Three cast members in studio records/casting call lists did not appear or were not identifiable in the movie. These were (with their character names): Anna Demetrio(Signora Milani), George W. Jimenez (Signor Calla) and Abe Dinovitch (Yodeller). Child actor Bill Burrud is listed as a cast member in some contemporary newspapers, but he was not seen either.



Joan Crawford: Born Lucille Fay LeSueur on March 23rd, 1904, 1905, 1906 or 1908 in San Antonio, Texas. Died: May 10th, 1977 in New York. Cause of death: Pancreatic Cancer/ Heart attack. To this day Joan’s birth year remains a mystery.

Franchot Tone: Born Stanislaus Pascal Franchot Tone on February 27th, 1905 in Niagara Falls, New York. Died: September 18th, 1968 in New York. Aged 63. Cause of death: Lung Cancer.

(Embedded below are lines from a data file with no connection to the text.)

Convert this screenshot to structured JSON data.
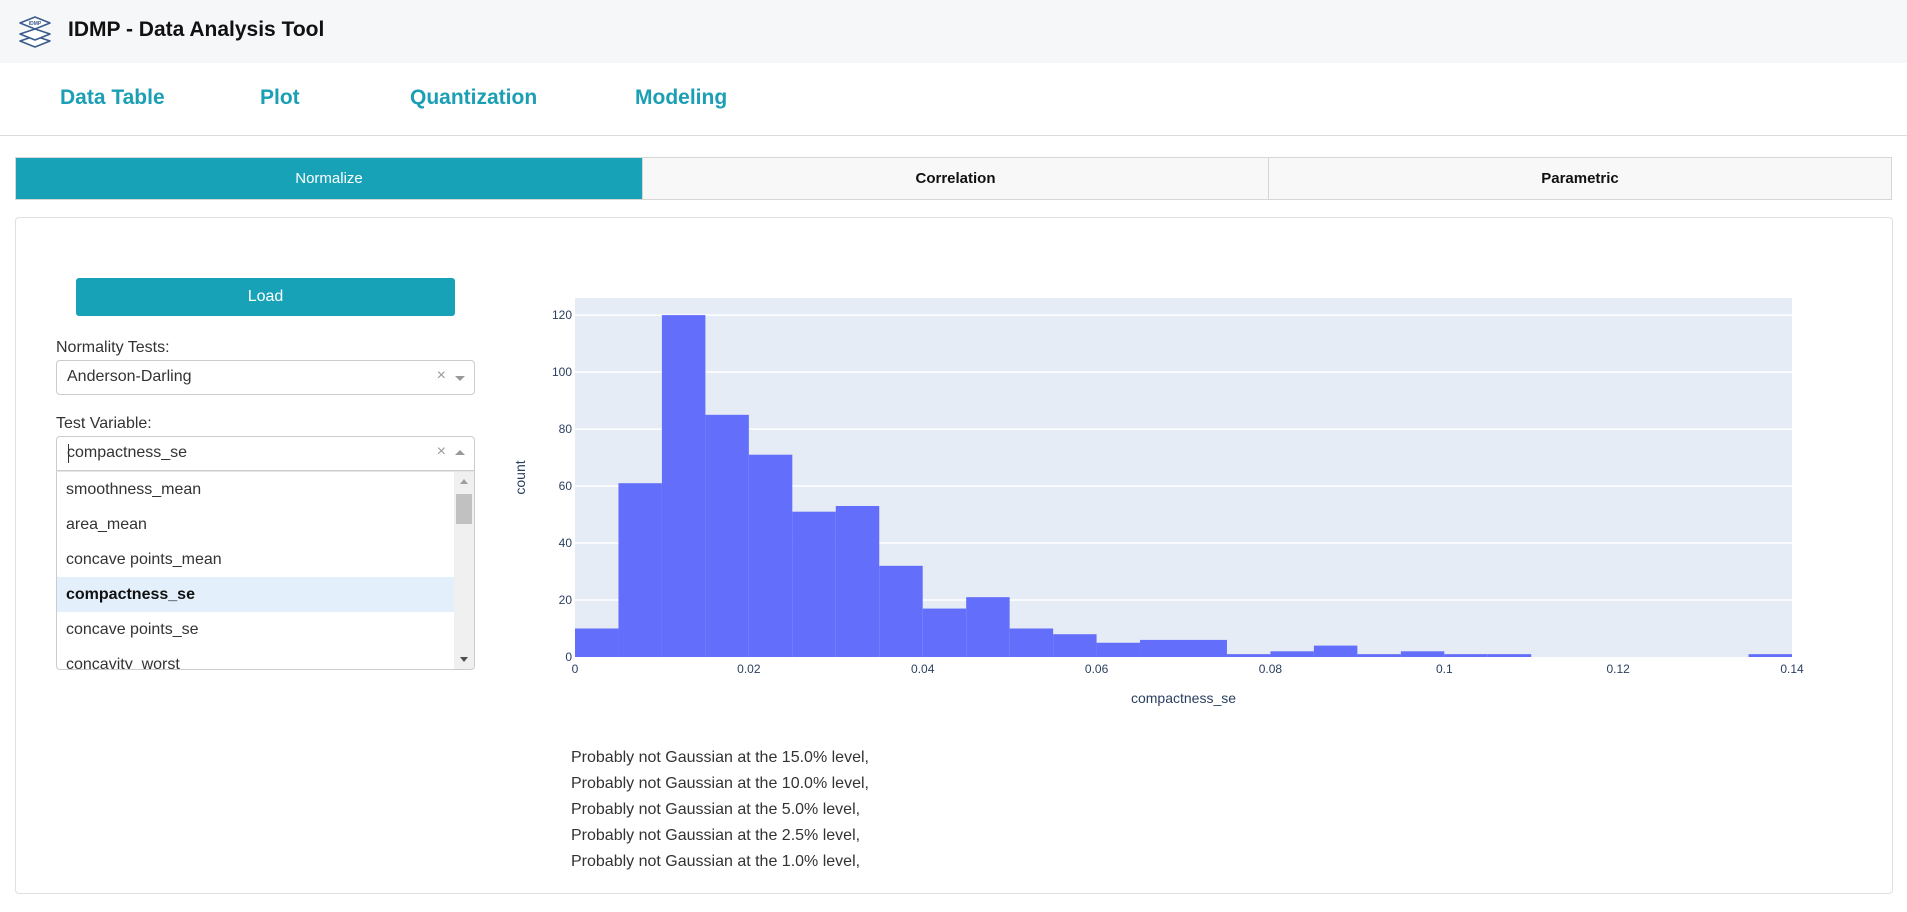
{
  "header": {
    "title": "IDMP - Data Analysis Tool",
    "logo_text": "IDMP",
    "logo_icon": "stacked-layers-icon"
  },
  "topnav": {
    "items": [
      {
        "label": "Data Table"
      },
      {
        "label": "Plot"
      },
      {
        "label": "Quantization"
      },
      {
        "label": "Modeling"
      }
    ]
  },
  "subtabs": {
    "items": [
      {
        "label": "Normalize",
        "active": true
      },
      {
        "label": "Correlation",
        "active": false
      },
      {
        "label": "Parametric",
        "active": false
      }
    ]
  },
  "controls": {
    "load_label": "Load",
    "normality_label": "Normality Tests:",
    "normality_value": "Anderson-Darling",
    "variable_label": "Test Variable:",
    "variable_value": "compactness_se",
    "clear_glyph": "×",
    "dropdown_options": [
      {
        "label": "smoothness_mean",
        "selected": false
      },
      {
        "label": "area_mean",
        "selected": false
      },
      {
        "label": "concave points_mean",
        "selected": false
      },
      {
        "label": "compactness_se",
        "selected": true
      },
      {
        "label": "concave points_se",
        "selected": false
      },
      {
        "label": "concavity_worst",
        "selected": false
      }
    ]
  },
  "colors": {
    "accent": "#18a2b8",
    "bar": "#636efa",
    "plot_bg": "#e5ecf6",
    "header_bg": "#f6f7f9",
    "selected_option_bg": "#e3f0fc"
  },
  "chart_data": {
    "type": "bar",
    "title": "",
    "xlabel": "compactness_se",
    "ylabel": "count",
    "bin_width": 0.005,
    "bin_starts": [
      0,
      0.005,
      0.01,
      0.015,
      0.02,
      0.025,
      0.03,
      0.035,
      0.04,
      0.045,
      0.05,
      0.055,
      0.06,
      0.065,
      0.07,
      0.075,
      0.08,
      0.085,
      0.09,
      0.095,
      0.1,
      0.105,
      0.11,
      0.115,
      0.12,
      0.125,
      0.13,
      0.135
    ],
    "values": [
      10,
      61,
      120,
      85,
      71,
      51,
      53,
      32,
      17,
      21,
      10,
      8,
      5,
      6,
      6,
      1,
      2,
      4,
      1,
      2,
      1,
      1,
      0,
      0,
      0,
      0,
      0,
      1
    ],
    "xlim": [
      0,
      0.14
    ],
    "ylim": [
      0,
      126
    ],
    "x_ticks": [
      "0",
      "0.02",
      "0.04",
      "0.06",
      "0.08",
      "0.1",
      "0.12",
      "0.14"
    ],
    "y_ticks": [
      "0",
      "20",
      "40",
      "60",
      "80",
      "100",
      "120"
    ],
    "grid": true,
    "legend": false
  },
  "results": {
    "lines": [
      "Probably not Gaussian at the 15.0% level,",
      "Probably not Gaussian at the 10.0% level,",
      "Probably not Gaussian at the 5.0% level,",
      "Probably not Gaussian at the 2.5% level,",
      "Probably not Gaussian at the 1.0% level,"
    ]
  }
}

Robert Young: Born Robert George Young on February 22nd, 1907 in Chicago, Illinois. Died: July 21st, 1998 in Westlake Village, California. Aged 91. Cause of death: Respiratory failure.

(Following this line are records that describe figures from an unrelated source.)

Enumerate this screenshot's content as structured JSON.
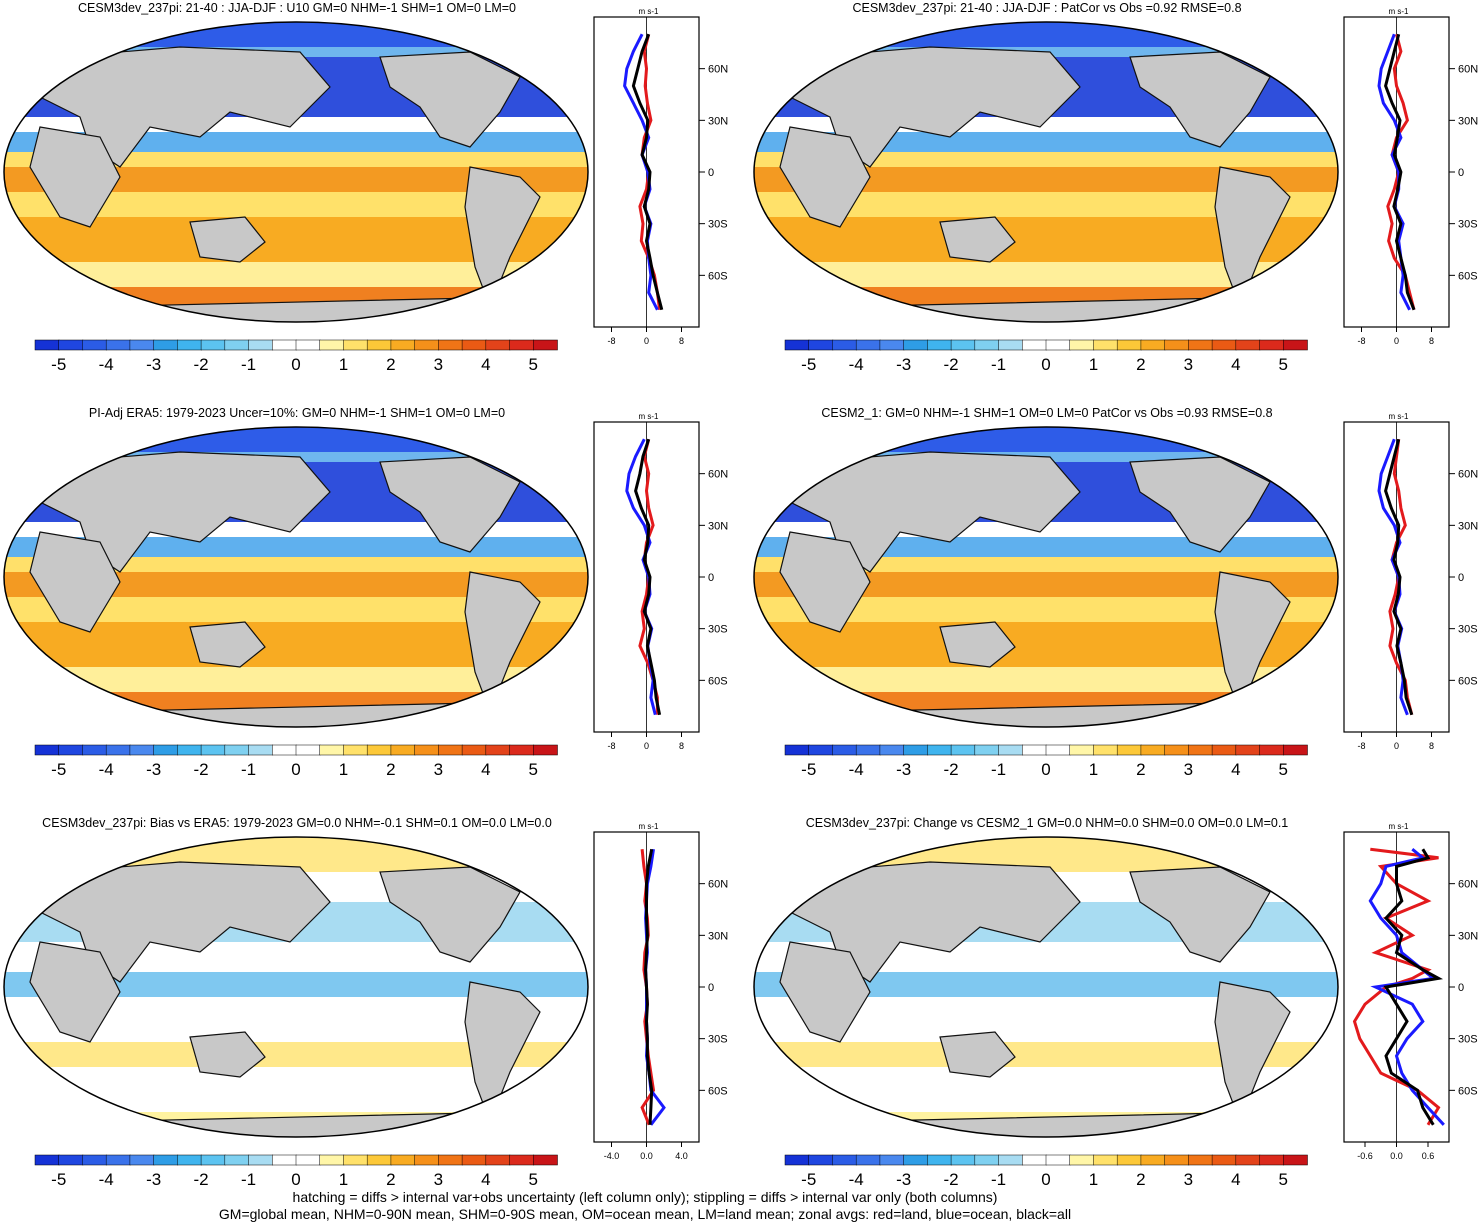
{
  "figure": {
    "variable": "U10",
    "units_label": "m s-1",
    "caption_line1": "hatching = diffs > internal var+obs uncertainty (left column only); stippling = diffs > internal var only (both columns)",
    "caption_line2": "GM=global mean, NHM=0-90N mean, SHM=0-90S mean, OM=ocean mean, LM=land mean; zonal avgs: red=land, blue=ocean, black=all"
  },
  "colorbar": {
    "levels": [
      -5.5,
      -5,
      -4.5,
      -4,
      -3.5,
      -3,
      -2.5,
      -2,
      -1.5,
      -1,
      -0.5,
      0,
      0.5,
      1,
      1.5,
      2,
      2.5,
      3,
      3.5,
      4,
      4.5,
      5,
      5.5
    ],
    "tick_labels": [
      "-5",
      "-4",
      "-3",
      "-2",
      "-1",
      "0",
      "1",
      "2",
      "3",
      "4",
      "5"
    ],
    "colors": [
      "#1532d6",
      "#1f46e0",
      "#2b5ce6",
      "#3a72ea",
      "#4a88ee",
      "#2e9de6",
      "#3fb4ee",
      "#5cc3f0",
      "#7fd0f0",
      "#a8dcf2",
      "#ffffff",
      "#ffffff",
      "#fff6a8",
      "#ffe16a",
      "#fcc838",
      "#f8ab22",
      "#f5901a",
      "#f07416",
      "#ea5a14",
      "#e3431a",
      "#db2a1c",
      "#c81418"
    ]
  },
  "chart_data": [
    {
      "type": "map+line",
      "title": "CESM3dev_237pi: 21-40 : JJA-DJF : U10 GM=0 NHM=-1 SHM=1 OM=0 LM=0",
      "zonal_xlim": [
        -12,
        12
      ],
      "zonal_xticks": [
        "-8",
        "0",
        "8"
      ],
      "lat_ticks": [
        "60N",
        "30N",
        "0",
        "30S",
        "60S"
      ],
      "zonal_series": [
        {
          "name": "land",
          "color": "#e31a1c",
          "lat": [
            80,
            70,
            60,
            50,
            40,
            30,
            20,
            10,
            0,
            -10,
            -20,
            -30,
            -40,
            -50,
            -60,
            -70,
            -80
          ],
          "values": [
            0.5,
            -0.5,
            0,
            -0.3,
            0.2,
            1,
            -0.5,
            -1,
            0.5,
            0,
            -1.5,
            -0.8,
            -1.2,
            0.5,
            1.8,
            2.5,
            3
          ]
        },
        {
          "name": "ocean",
          "color": "#1a1aff",
          "lat": [
            80,
            70,
            60,
            50,
            40,
            30,
            20,
            10,
            0,
            -10,
            -20,
            -30,
            -40,
            -50,
            -60,
            -70,
            -80
          ],
          "values": [
            -1,
            -3,
            -4.5,
            -5,
            -3,
            -1,
            0.5,
            -1,
            0.3,
            0.8,
            -0.5,
            1,
            0.2,
            0.5,
            1,
            0.5,
            2.5
          ]
        },
        {
          "name": "all",
          "color": "#000000",
          "lat": [
            80,
            70,
            60,
            50,
            40,
            30,
            20,
            10,
            0,
            -10,
            -20,
            -30,
            -40,
            -50,
            -60,
            -70,
            -80
          ],
          "values": [
            0.5,
            -1,
            -2,
            -3,
            -1.5,
            0.3,
            0,
            -1,
            0.8,
            0.5,
            -0.5,
            0.8,
            0,
            0.8,
            1.5,
            2.5,
            3.5
          ]
        }
      ]
    },
    {
      "type": "map+line",
      "title": "CESM3dev_237pi: 21-40 : JJA-DJF : PatCor vs Obs =0.92 RMSE=0.8",
      "zonal_xlim": [
        -12,
        12
      ],
      "zonal_xticks": [
        "-8",
        "0",
        "8"
      ],
      "lat_ticks": [
        "60N",
        "30N",
        "0",
        "30S",
        "60S"
      ],
      "zonal_series": [
        {
          "name": "land",
          "color": "#e31a1c",
          "lat": [
            80,
            70,
            60,
            50,
            40,
            30,
            20,
            10,
            0,
            -10,
            -20,
            -30,
            -40,
            -50,
            -60,
            -70,
            -80
          ],
          "values": [
            0,
            1,
            -0.5,
            0,
            1.5,
            2.5,
            0,
            -1,
            0.5,
            -0.5,
            -2,
            -1,
            -1.8,
            -0.5,
            2,
            3,
            4
          ]
        },
        {
          "name": "ocean",
          "color": "#1a1aff",
          "lat": [
            80,
            70,
            60,
            50,
            40,
            30,
            20,
            10,
            0,
            -10,
            -20,
            -30,
            -40,
            -50,
            -60,
            -70,
            -80
          ],
          "values": [
            -0.5,
            -2,
            -3.5,
            -4,
            -3,
            -0.5,
            1,
            -1,
            0.5,
            0.5,
            -0.5,
            1.5,
            0.5,
            1,
            1.5,
            1,
            3
          ]
        },
        {
          "name": "all",
          "color": "#000000",
          "lat": [
            80,
            70,
            60,
            50,
            40,
            30,
            20,
            10,
            0,
            -10,
            -20,
            -30,
            -40,
            -50,
            -60,
            -70,
            -80
          ],
          "values": [
            0.5,
            -0.5,
            -1.5,
            -2.5,
            -1,
            0.8,
            0.2,
            -0.5,
            1,
            0.3,
            -0.6,
            1,
            0,
            1,
            2,
            2.5,
            4
          ]
        }
      ]
    },
    {
      "type": "map+line",
      "title": "PI-Adj ERA5: 1979-2023 Uncer=10%: GM=0 NHM=-1 SHM=1 OM=0 LM=0",
      "zonal_xlim": [
        -12,
        12
      ],
      "zonal_xticks": [
        "-8",
        "0",
        "8"
      ],
      "lat_ticks": [
        "60N",
        "30N",
        "0",
        "30S",
        "60S"
      ],
      "zonal_series": [
        {
          "name": "land",
          "color": "#e31a1c",
          "lat": [
            80,
            70,
            60,
            50,
            40,
            30,
            20,
            10,
            0,
            -10,
            -20,
            -30,
            -40,
            -50,
            -60,
            -70,
            -80
          ],
          "values": [
            0.5,
            -0.5,
            0.5,
            0,
            0.5,
            1.5,
            0,
            -0.5,
            0.5,
            0,
            -1,
            -0.5,
            -1.5,
            0.3,
            1.5,
            2.5,
            2.5
          ]
        },
        {
          "name": "ocean",
          "color": "#1a1aff",
          "lat": [
            80,
            70,
            60,
            50,
            40,
            30,
            20,
            10,
            0,
            -10,
            -20,
            -30,
            -40,
            -50,
            -60,
            -70,
            -80
          ],
          "values": [
            -0.5,
            -2.5,
            -4,
            -4.5,
            -3,
            -0.5,
            0.8,
            -0.8,
            0.5,
            0.8,
            -0.5,
            1.2,
            0.3,
            0.8,
            1.5,
            1,
            2
          ]
        },
        {
          "name": "all",
          "color": "#000000",
          "lat": [
            80,
            70,
            60,
            50,
            40,
            30,
            20,
            10,
            0,
            -10,
            -20,
            -30,
            -40,
            -50,
            -60,
            -70,
            -80
          ],
          "values": [
            0.5,
            -0.8,
            -1.5,
            -2.5,
            -1.2,
            0.5,
            0.3,
            -0.5,
            0.8,
            0.5,
            -0.5,
            1,
            0.2,
            1,
            1.8,
            2.2,
            3
          ]
        }
      ]
    },
    {
      "type": "map+line",
      "title": "CESM2_1: GM=0 NHM=-1 SHM=1 OM=0 LM=0 PatCor vs Obs =0.93 RMSE=0.8",
      "zonal_xlim": [
        -12,
        12
      ],
      "zonal_xticks": [
        "-8",
        "0",
        "8"
      ],
      "lat_ticks": [
        "60N",
        "30N",
        "0",
        "30S",
        "60S"
      ],
      "zonal_series": [
        {
          "name": "land",
          "color": "#e31a1c",
          "lat": [
            80,
            70,
            60,
            50,
            40,
            30,
            20,
            10,
            0,
            -10,
            -20,
            -30,
            -40,
            -50,
            -60,
            -70,
            -80
          ],
          "values": [
            0.5,
            0,
            -0.5,
            0.5,
            1,
            2,
            0,
            -1,
            0.5,
            -0.3,
            -1.5,
            -0.8,
            -1.5,
            0,
            2,
            2.5,
            3.5
          ]
        },
        {
          "name": "ocean",
          "color": "#1a1aff",
          "lat": [
            80,
            70,
            60,
            50,
            40,
            30,
            20,
            10,
            0,
            -10,
            -20,
            -30,
            -40,
            -50,
            -60,
            -70,
            -80
          ],
          "values": [
            -0.5,
            -2,
            -3.5,
            -4,
            -3,
            -0.5,
            0.8,
            -1,
            0.5,
            0.8,
            -0.5,
            1.2,
            0.3,
            1,
            1.5,
            1,
            2.5
          ]
        },
        {
          "name": "all",
          "color": "#000000",
          "lat": [
            80,
            70,
            60,
            50,
            40,
            30,
            20,
            10,
            0,
            -10,
            -20,
            -30,
            -40,
            -50,
            -60,
            -70,
            -80
          ],
          "values": [
            0.5,
            -0.5,
            -1.5,
            -2.5,
            -1.2,
            0.5,
            0.3,
            -0.6,
            0.8,
            0.4,
            -0.6,
            1,
            0.1,
            1,
            1.8,
            2.2,
            3.5
          ]
        }
      ]
    },
    {
      "type": "map+line",
      "title": "CESM3dev_237pi: Bias vs ERA5: 1979-2023 GM=0.0 NHM=-0.1 SHM=0.1 OM=0.0 LM=0.0",
      "zonal_xlim": [
        -6,
        6
      ],
      "zonal_xticks": [
        "-4.0",
        "0.0",
        "4.0"
      ],
      "lat_ticks": [
        "60N",
        "30N",
        "0",
        "30S",
        "60S"
      ],
      "zonal_series": [
        {
          "name": "land",
          "color": "#e31a1c",
          "lat": [
            80,
            70,
            60,
            50,
            40,
            30,
            20,
            10,
            0,
            -10,
            -20,
            -30,
            -40,
            -50,
            -60,
            -70,
            -80
          ],
          "values": [
            -0.5,
            -0.3,
            0,
            -0.2,
            0.1,
            0.2,
            -0.2,
            -0.3,
            0,
            0.1,
            -0.2,
            0,
            0.2,
            0.5,
            0.8,
            -0.5,
            0.3
          ]
        },
        {
          "name": "ocean",
          "color": "#1a1aff",
          "lat": [
            80,
            70,
            60,
            50,
            40,
            30,
            20,
            10,
            0,
            -10,
            -20,
            -30,
            -40,
            -50,
            -60,
            -70,
            -80
          ],
          "values": [
            0.8,
            0.5,
            0.1,
            0,
            -0.1,
            0,
            0.1,
            -0.1,
            0,
            0,
            0,
            0.1,
            0,
            0.3,
            0.5,
            2,
            0.5
          ]
        },
        {
          "name": "all",
          "color": "#000000",
          "lat": [
            80,
            70,
            60,
            50,
            40,
            30,
            20,
            10,
            0,
            -10,
            -20,
            -30,
            -40,
            -50,
            -60,
            -70,
            -80
          ],
          "values": [
            0.6,
            0.2,
            0,
            0,
            0,
            0.1,
            0,
            -0.1,
            0,
            0.1,
            0,
            0.1,
            0.1,
            0.3,
            0.6,
            0.5,
            0.4
          ]
        }
      ]
    },
    {
      "type": "map+line",
      "title": "CESM3dev_237pi: Change vs CESM2_1 GM=0.0 NHM=0.0 SHM=0.0 OM=0.0 LM=0.1",
      "zonal_xlim": [
        -1.0,
        1.0
      ],
      "zonal_xticks": [
        "-0.6",
        "0.0",
        "0.6"
      ],
      "lat_ticks": [
        "60N",
        "30N",
        "0",
        "30S",
        "60S"
      ],
      "zonal_series": [
        {
          "name": "land",
          "color": "#e31a1c",
          "lat": [
            80,
            75,
            70,
            60,
            50,
            40,
            30,
            20,
            10,
            5,
            0,
            -10,
            -20,
            -30,
            -40,
            -50,
            -60,
            -70,
            -80
          ],
          "values": [
            -0.5,
            0.8,
            -0.3,
            0,
            0.6,
            -0.2,
            0.3,
            -0.4,
            0.6,
            0.3,
            -0.2,
            -0.6,
            -0.8,
            -0.7,
            -0.5,
            -0.3,
            0.4,
            0.8,
            0.6
          ]
        },
        {
          "name": "ocean",
          "color": "#1a1aff",
          "lat": [
            80,
            75,
            70,
            60,
            50,
            40,
            30,
            20,
            10,
            5,
            0,
            -10,
            -20,
            -30,
            -40,
            -50,
            -60,
            -70,
            -80
          ],
          "values": [
            0.3,
            0.5,
            -0.2,
            -0.3,
            -0.5,
            -0.3,
            0,
            0.1,
            0.5,
            0.7,
            -0.4,
            0.3,
            0.5,
            0.2,
            0,
            0.1,
            0.3,
            0.6,
            0.9
          ]
        },
        {
          "name": "all",
          "color": "#000000",
          "lat": [
            80,
            75,
            70,
            60,
            50,
            40,
            30,
            20,
            10,
            5,
            0,
            -10,
            -20,
            -30,
            -40,
            -50,
            -60,
            -70,
            -80
          ],
          "values": [
            0.5,
            0.6,
            0,
            0,
            0.1,
            -0.2,
            0.1,
            0,
            0.5,
            0.8,
            -0.2,
            0,
            0.2,
            0,
            -0.2,
            -0.1,
            0.4,
            0.5,
            0.7
          ]
        }
      ]
    }
  ]
}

The following was my entry for the Royalty On Film Blogathon, hosted by ‘The Flapper Dame‘. To view the other posts being exhibited during this event, please click here.














6 thoughts on “THE BRIDE WORE RED ( 1937 )

  1. I’ve already watched this movie and really enjoyed it. The fairy tale story was very good, but the European sets were the highlight in my opinion. Very good article!
    Thanks for the kind comment!


  2. The Flapper Dame

    Hey- Finally getting round to reading your post! I’m not a major Joan Crawford fan- however I do want to see this film- it seems enticing! I really like the premise- isn’t it funny how opinions change throughout the years? people back in the day might not have like it but today we think Wow- its fabuous! Thanks for writing and I will definitely see you at the Barrymore blogathon! (hopefully more in between!) X Emily


  3. Lisa Alkana

    Thank you for the great review. I haven’t seen this movie in eons. Now, I’ll have to try harder to see it again. I do like Joan Crawford, especially her movies in the 1930s, and Robert Young is a favorite of mine.